Wijst toe de vordering tot schadevergoeding van de benadeelde partij [benadeelde partij] ter zake van het onder 1 bewezen verklaarde tot het bedrag van € 214,08 (tweehonderdveertien euro en acht cent) ter zake van materiële schade en veroordeelt de verdachte om dit bedrag tegen een behoorlijk bewijs van kwijting te betalen aan de benadeelde partij.
Bepaalt dat voormeld toegewezen bedrag aan materiële schadevergoeding vermeerderd wordt met de wettelijke rente vanaf 28 augustus 2011 tot aan de dag der algehele voldoening.
Verwijst de verdachte in de door de benadeelde partij gemaakte en ten behoeve van de tenuitvoerlegging nog te maken kosten, tot aan de datum van deze uitspraak begroot op nihil.

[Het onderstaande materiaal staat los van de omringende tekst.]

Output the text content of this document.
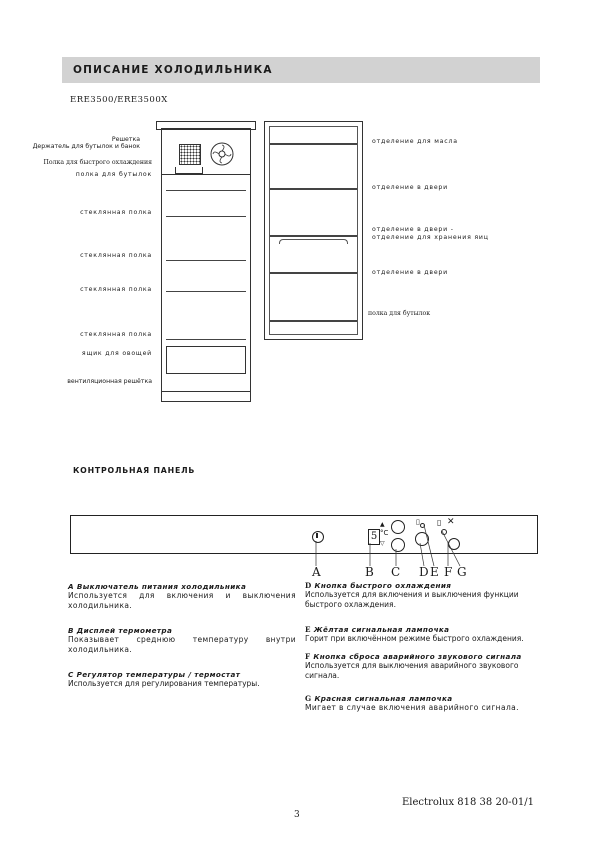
ОПИСАНИЕ ХОЛОДИЛЬНИКА
ERE3500/ERE3500X
Решетка
Держатель для бутылок и банок
Полка для быстрого охлаждения
полка для бутылок
стеклянная полка
стеклянная полка
стеклянная полка
стеклянная полка
ящик для овощей
вентиляционная решётка
отделение для масла
отделение в двери
отделение в двери -
отделение для хранения яиц
отделение в двери
полка для бутылок
КОНТРОЛЬНАЯ ПАНЕЛЬ
5 °C
▲
▽
▯ ▯ ✕
A	B C D E F G
A Выключатель питания холодильника
Используется для включения и выключения холодильника.
B Дисплей термометра
Показывает среднюю температуру внутри холодильника.
C Регулятор температуры / термостат
Используется для регулирования температуры.
D Кнопка быстрого охлаждения
Используется для включения и выключения функции быстрого охлаждения.
E Жёлтая сигнальная лампочка
Горит при включённом режиме быстрого охлаждения.
F Кнопка сброса аварийного звукового сигнала
Используется для выключения аварийного звукового сигнала.
G Красная сигнальная лампочка
Мигает в случае включения аварийного сигнала.
Electrolux 818 38 20-01/1
3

Legt aan de verdachte de verplichting op om aan de Staat, ten behoeve van het slachtoffer, genaamd [benadeelde partij], een bedrag te betalen van € 214,08 (tweehonderdveertien euro en acht cent) als vergoeding voor materiële schade, bij gebreke van betaling en verhaal te vervangen door 4 (vier) dagen hechtenis, met dien verstande dat de toepassing van die hechtenis de verplichting tot schadevergoeding aan de Staat ten behoeve van het slachtoffer niet opheft.
Bepaalt dat voormelde betalingsverplichting ter zake van de materiële schade vermeerderd wordt met de wettelijke rente vanaf 28 augustus 2011 tot aan de dag der algehele voldoening.
Bepaalt dat, indien de verdachte heeft voldaan aan zijn verplichting tot betaling aan de Staat daarmee zijn verplichting tot betaling aan de benadeelde partij in zoverre komt te vervallen en andersom dat, indien de verdachte heeft voldaan aan zijn verplichting tot betaling aan de benadeelde partij daarmee zijn verplichting tot betaling aan de Staat in zoverre komt te vervallen.
Verklaard verbeurd de in beslag genomen scharen.
Dit arrest is gewezen door mr. I.E. de Vries,
mr. A.M.P. Gaakeer en mr. G. Knobbout, in bijzijn van de griffier mr. G. Schmidt-Fries.
Het is uitgesproken op de openbare terechtzitting van het hof van 16 oktober 2012.
Mr. A.M.P. Gaakeer is buiten staat dit arrest te ondertekenen.